Hyatt is an assistant professor in the Department of Criminology and Justice Studies in the College of Arts and Sciences.
Jordan Hyatt believed that high national prison recidivism rates could be due to a lack of communication and consistency, so he did something about it.
Hyatt began working with the Pennsylvania Department of Corrections in 2014 to replicate innovative criminal justice interventions from around the country.
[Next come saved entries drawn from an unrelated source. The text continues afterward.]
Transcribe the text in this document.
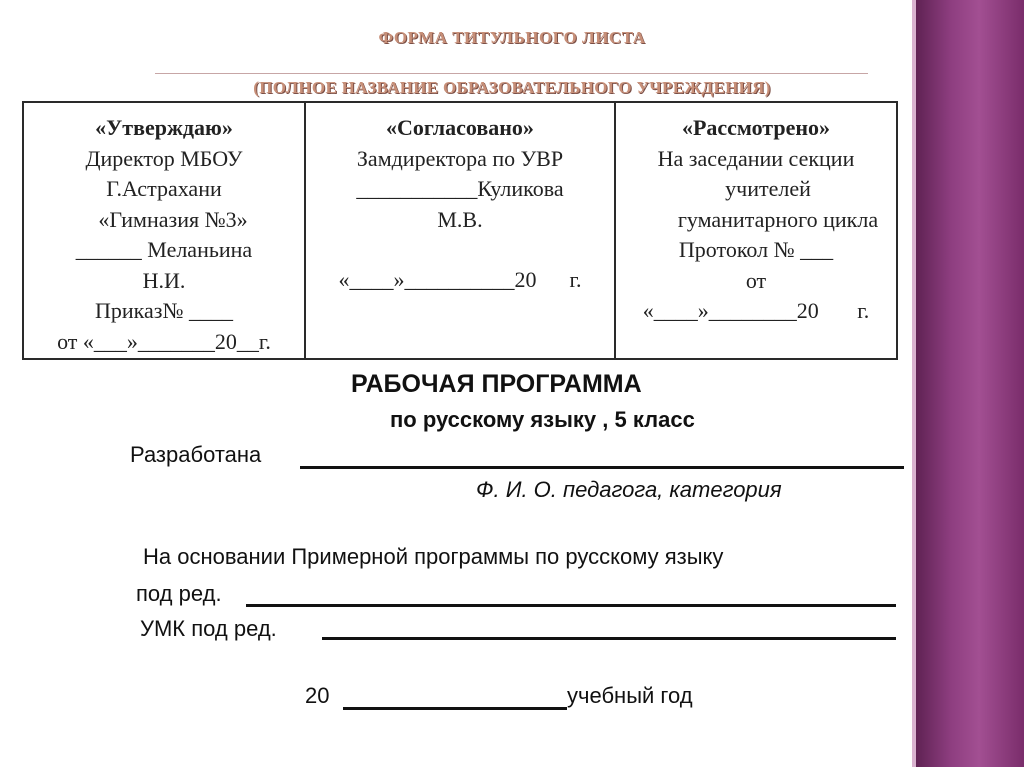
ФОРМА ТИТУЛЬНОГО ЛИСТА
(ПОЛНОЕ НАЗВАНИЕ ОБРАЗОВАТЕЛЬНОГО УЧРЕЖДЕНИЯ)
«Утверждаю»
Директор МБОУ
Г.Астрахани
«Гимназия №3»
______ Меланьина
Н.И.
Приказ№ ____
от «___»_______20__г.

«Согласовано»
Замдиректора по УВР
___________Куликова
М.В.
«____»__________20      г.

«Рассмотрено»
На заседании секции
учителей
гуманитарного цикла
Протокол № ___
от
«____»________20       г.
РАБОЧАЯ ПРОГРАММА
по русскому языку , 5 класс
Разработана
Ф. И. О. педагога, категория
На основании Примерной программы по русскому языку
под ред.
УМК под ред.
20	учебный год
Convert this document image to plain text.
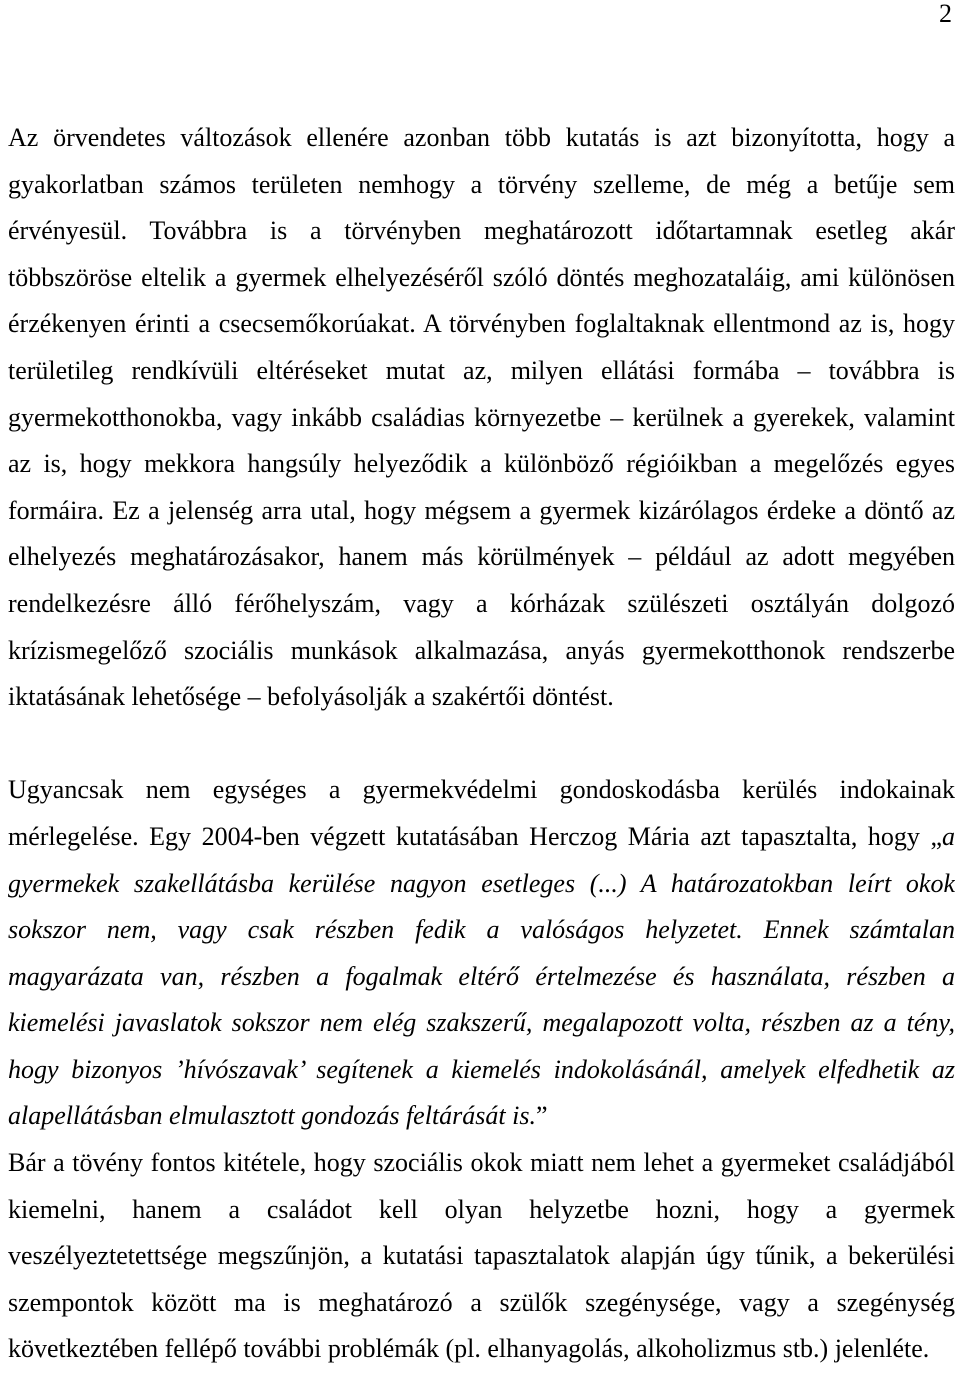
2
Az örvendetes változások ellenére azonban több kutatás is azt bizonyította, hogy a
gyakorlatban számos területen nemhogy a törvény szelleme, de még a betűje sem
érvényesül. Továbbra is a törvényben meghatározott időtartamnak esetleg akár
többszöröse eltelik a gyermek elhelyezéséről szóló döntés meghozataláig, ami különösen
érzékenyen érinti a csecsemőkorúakat. A törvényben foglaltaknak ellentmond az is, hogy
területileg rendkívüli eltéréseket mutat az, milyen ellátási formába – továbbra is
gyermekotthonokba, vagy inkább családias környezetbe – kerülnek a gyerekek, valamint
az is, hogy mekkora hangsúly helyeződik a különböző régióikban a megelőzés egyes
formáira. Ez a jelenség arra utal, hogy mégsem a gyermek kizárólagos érdeke a döntő az
elhelyezés meghatározásakor, hanem más körülmények – például az adott megyében
rendelkezésre álló férőhelyszám, vagy a kórházak szülészeti osztályán dolgozó
krízismegelőző szociális munkások alkalmazása, anyás gyermekotthonok rendszerbe
iktatásának lehetősége – befolyásolják a szakértői döntést.
Ugyancsak nem egységes a gyermekvédelmi gondoskodásba kerülés indokainak
mérlegelése. Egy 2004-ben végzett kutatásában Herczog Mária azt tapasztalta, hogy „a
gyermekek szakellátásba kerülése nagyon esetleges (...) A határozatokban leírt okok
sokszor nem, vagy csak részben fedik a valóságos helyzetet. Ennek számtalan
magyarázata van, részben a fogalmak eltérő értelmezése és használata, részben a
kiemelési javaslatok sokszor nem elég szakszerű, megalapozott volta, részben az a tény,
hogy bizonyos ’hívószavak’ segítenek a kiemelés indokolásánál, amelyek elfedhetik az
alapellátásban elmulasztott gondozás feltárását is.”
Bár a tövény fontos kitétele, hogy szociális okok miatt nem lehet a gyermeket családjából
kiemelni, hanem a családot kell olyan helyzetbe hozni, hogy a gyermek
veszélyeztetettsége megszűnjön, a kutatási tapasztalatok alapján úgy tűnik, a bekerülési
szempontok között ma is meghatározó a szülők szegénysége, vagy a szegénység
következtében fellépő további problémák (pl. elhanyagolás, alkoholizmus stb.) jelenléte.
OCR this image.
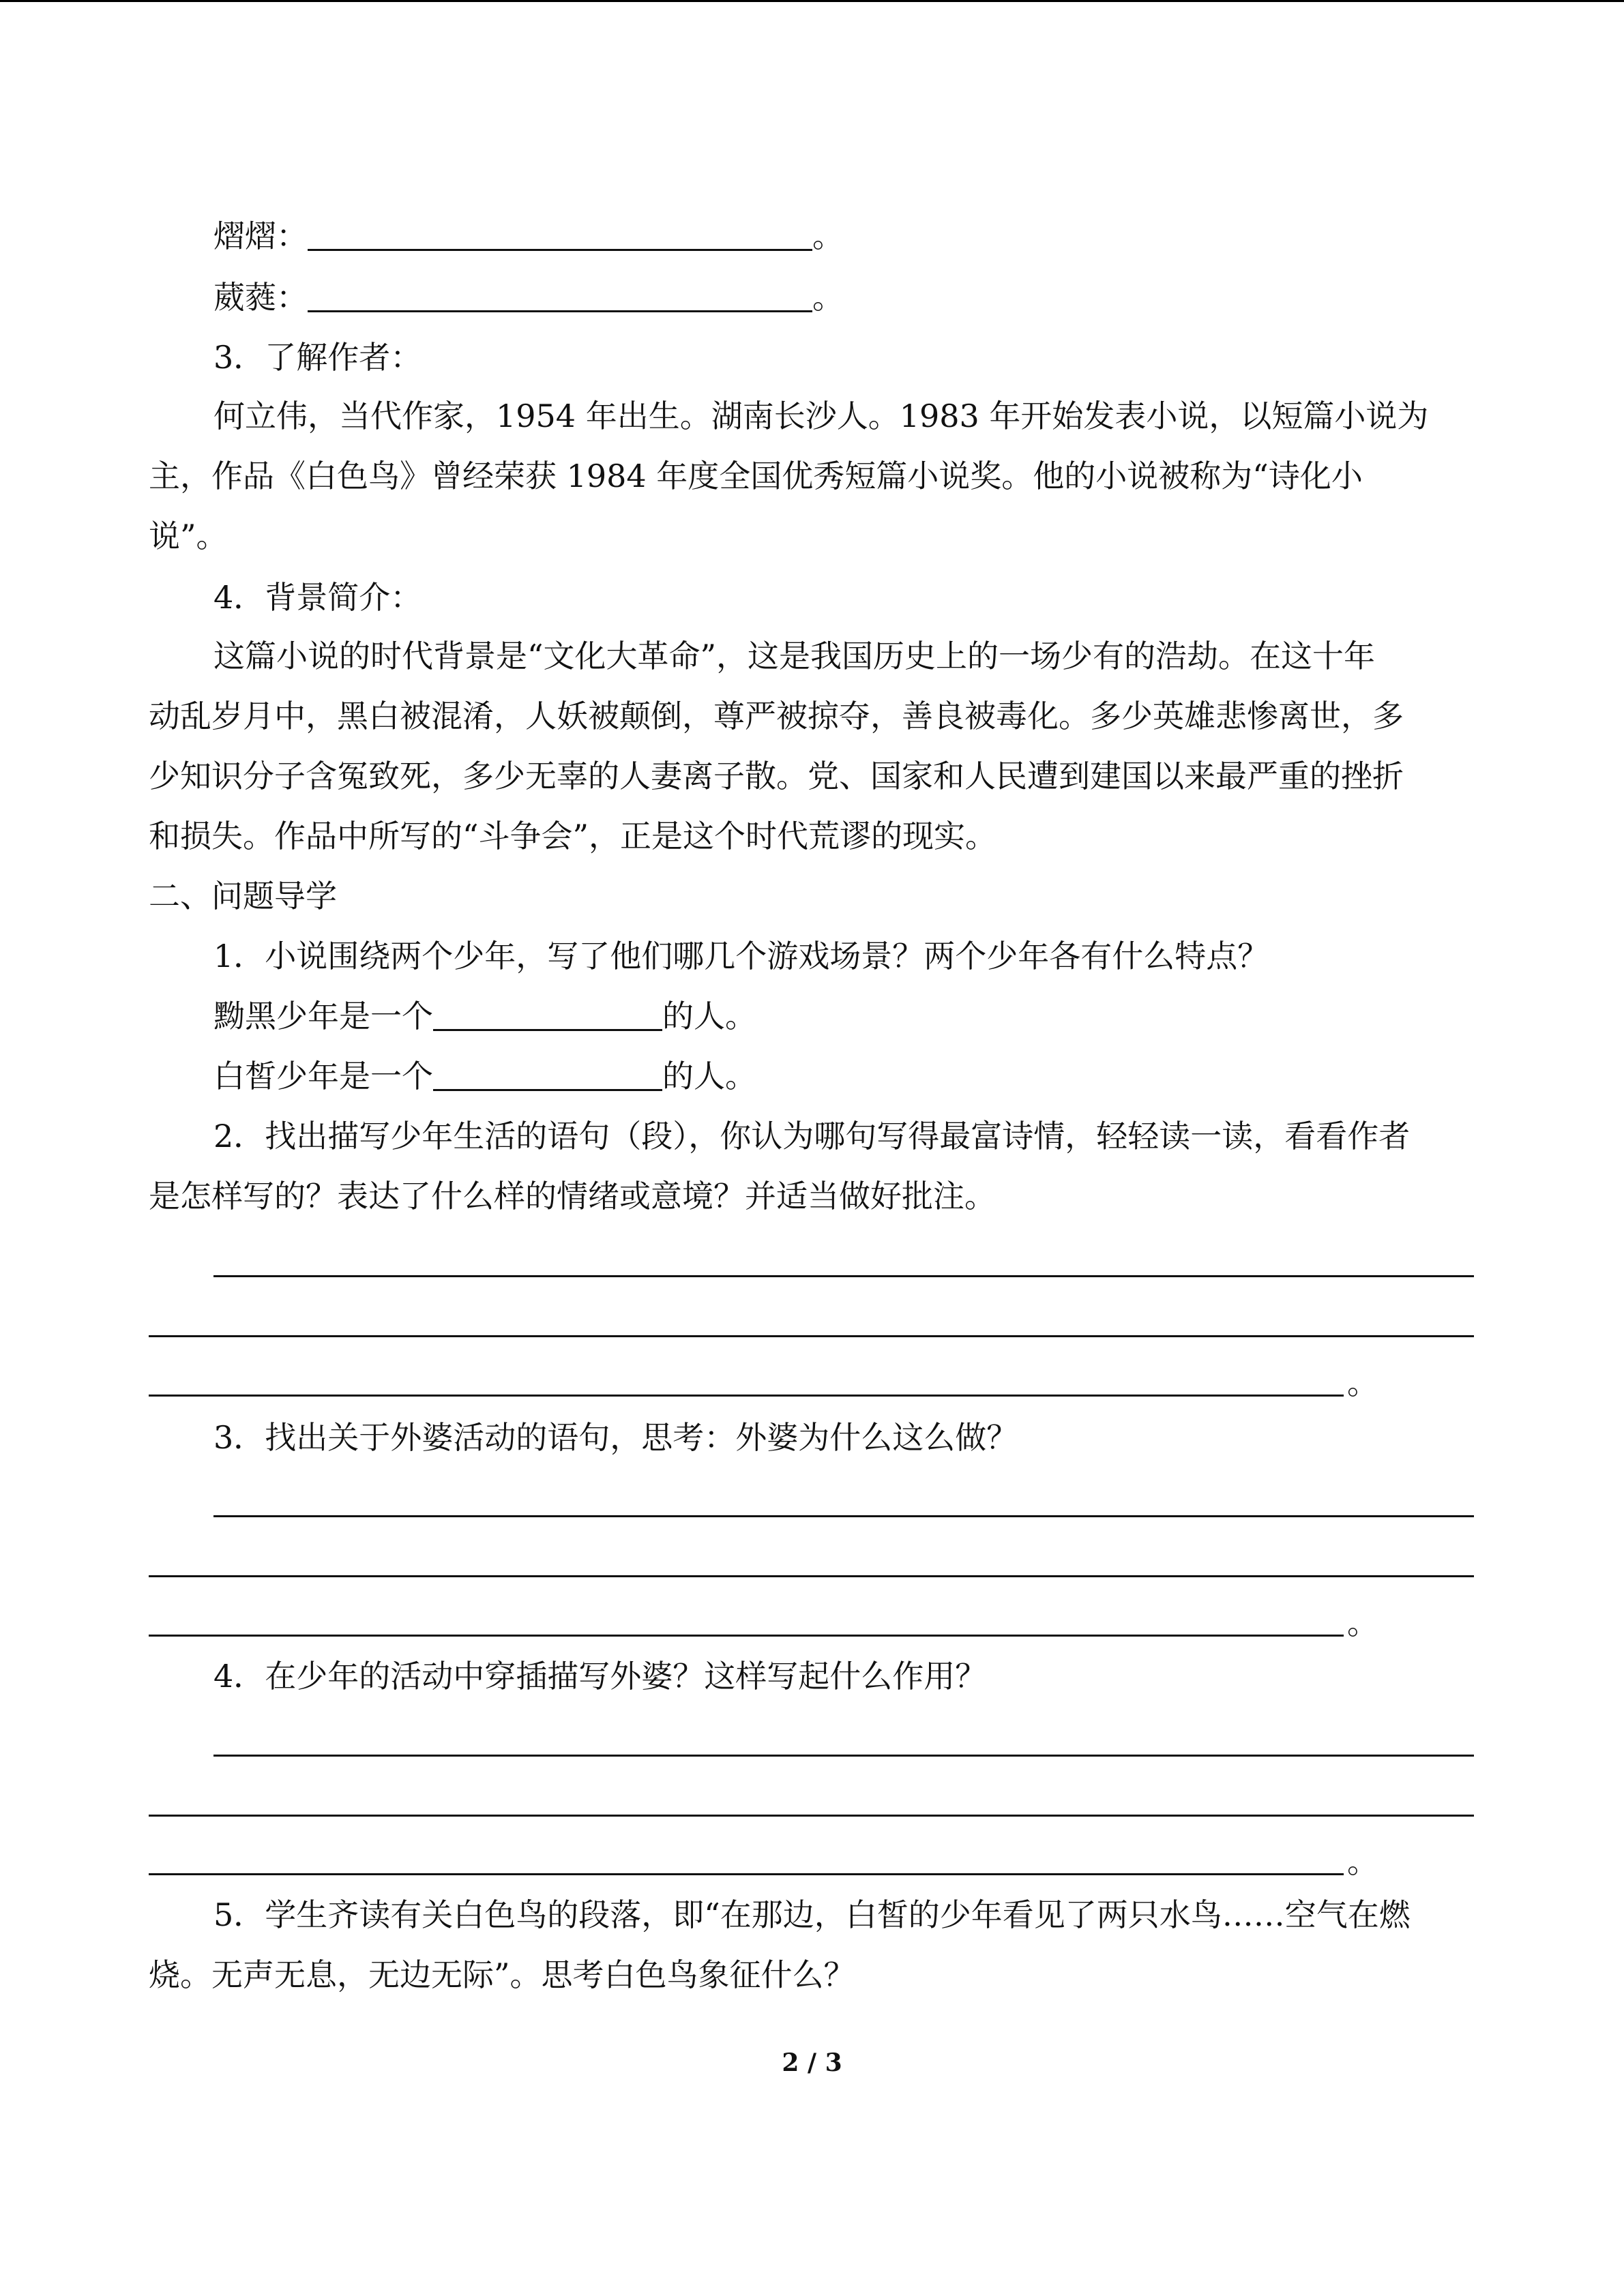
熠熠：	。
葳蕤：	。
3．了解作者：
何立伟，当代作家，1954 年出生。湖南长沙人。1983 年开始发表小说，以短篇小说为
主，作品《白色鸟》曾经荣获 1984 年度全国优秀短篇小说奖。他的小说被称为“诗化小
说”。
4．背景简介：
这篇小说的时代背景是“文化大革命”，这是我国历史上的一场少有的浩劫。在这十年
动乱岁月中，黑白被混淆，人妖被颠倒，尊严被掠夺，善良被毒化。多少英雄悲惨离世，多
少知识分子含冤致死，多少无辜的人妻离子散。党、国家和人民遭到建国以来最严重的挫折
和损失。作品中所写的“斗争会”，正是这个时代荒谬的现实。
二、问题导学
1．小说围绕两个少年，写了他们哪几个游戏场景？两个少年各有什么特点？
黝黑少年是一个	的人。
白皙少年是一个	的人。
2．找出描写少年生活的语句（段），你认为哪句写得最富诗情，轻轻读一读，看看作者
是怎样写的？表达了什么样的情绪或意境？并适当做好批注。
。
3．找出关于外婆活动的语句，思考：外婆为什么这么做？
。
4．在少年的活动中穿插描写外婆？这样写起什么作用？
。
5．学生齐读有关白色鸟的段落，即“在那边，白皙的少年看见了两只水鸟……空气在燃
烧。无声无息，无边无际”。思考白色鸟象征什么？
2 / 3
One successful program he observed was in Hawaii.
Hawaii’s Opportunity Probation with Enforcement (HOPE) program created more opportunities to avoid incarceration, and it made it clear to each probationer exactly what would happen if they violated the conditions of their supervision.
Hyatt saw this as a program that could also work in Pennsylvania’s halfway houses because it provided a clear set of rules, regulations and reactive consequences — as opposed to Pennsylvania’s existing inconsistent procedures.
Since working with the Department of Corrections to monitor the program, called State Intermediate Punishment-HOPE, Hyatt and his colleagues have found an impressive 13 percent reduction in re-arrests among participants.
“Further, SIP-HOPE participants spent fewer days in prison or jail, demonstrating the ability of this approach to not only reduce crime, but also to reduce the use of costly prison beds,” says Bret Bucklen, director of research and planning for the Pennsylvania Department of Corrections.